Более же всего удивляет общество — и читателей — интендант Карлон, сознавшись, что в юности учился праву с Жан-Батистом Покленом [Настоящая фамилия великого драматурга и актера Мольера.] и хотел, как он, стать актером. Но отец поколотил его палкой и пригрозил выгнать из дому, и Карлон стал чиновником.

Анжелика утешает интенданта тем, что Мольер «дорого платит за аплодисменты королевского двора». И Жоффрэ старается развеять нахлынувшую на участников беседы грусть, поднимая бокал «за нашу жизнь! За наши удачи! За наши мечты!.. За Мольера! — добавил он, повернувшись к Карлону.

— За Мольера, — повторил Карлон чуть слышно, и глаза его увлажнились…

…Они медленно выпили. И в искрящемся вине виделись им южное солнце, и холмы с призрачными пещерами, и воскресла в памяти поэтичная картина сбора винограда, и потемневшие от времени виноградные прессы, и обнаженные тела мужчин, ныряющих в булькающий и пенящийся сок в исполинских дубовых чанах.

— За Бургундию! За французское вино! За короля Франции! — восторженно выкрикивал Вильдаврэ.
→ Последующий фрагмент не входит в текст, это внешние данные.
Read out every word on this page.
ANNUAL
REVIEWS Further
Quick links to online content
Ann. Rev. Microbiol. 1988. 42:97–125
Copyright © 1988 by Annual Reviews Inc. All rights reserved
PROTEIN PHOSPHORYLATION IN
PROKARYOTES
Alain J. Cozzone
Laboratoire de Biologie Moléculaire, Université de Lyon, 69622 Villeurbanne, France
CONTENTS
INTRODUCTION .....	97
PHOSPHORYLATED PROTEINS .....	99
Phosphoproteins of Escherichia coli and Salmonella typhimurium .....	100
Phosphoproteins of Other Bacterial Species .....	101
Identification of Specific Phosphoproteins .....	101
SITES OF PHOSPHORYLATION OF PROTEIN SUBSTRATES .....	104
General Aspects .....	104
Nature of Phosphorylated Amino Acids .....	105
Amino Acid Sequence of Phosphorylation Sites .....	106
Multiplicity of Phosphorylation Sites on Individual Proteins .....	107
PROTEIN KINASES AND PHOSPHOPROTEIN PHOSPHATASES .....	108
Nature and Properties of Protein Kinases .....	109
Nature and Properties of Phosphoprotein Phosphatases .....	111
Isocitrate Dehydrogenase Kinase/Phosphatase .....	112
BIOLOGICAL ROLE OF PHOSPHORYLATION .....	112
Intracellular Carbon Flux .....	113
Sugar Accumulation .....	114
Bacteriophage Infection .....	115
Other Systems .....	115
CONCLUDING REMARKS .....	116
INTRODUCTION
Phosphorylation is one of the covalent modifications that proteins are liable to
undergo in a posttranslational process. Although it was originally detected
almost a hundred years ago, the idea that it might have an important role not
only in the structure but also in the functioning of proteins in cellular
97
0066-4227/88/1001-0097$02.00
И при мысли о том, как далека от них родина, как забыты они на этой бесплодной земле, им захотелось плакать. И не знали они, чего более в этих слезах, горечи или нежности к старшей дочери Церкви — Франции, на алтарь которой они готовы были принести все свои бесчисленные жертвы.

Карлон тоже плакал. Он думал о Мольере».

И читатель (если он оправдывает то высокое к нему доверие романиста, о котором писал Пьер Декс) невольно проникается щемящей ностальгической нотой этих строк, вызывающих и в наших душах резонанс воспоминаний об ушедшем, несбывшемся, далеком и дорогом: о большой и малой родине, об устремлениях юности и о том, что, по словам Гранбуа, «когда наступает время все узнать как следует — пора умирать».

Но, как любит повторять оптимист Вильдаврэ, жизнь прекрасна.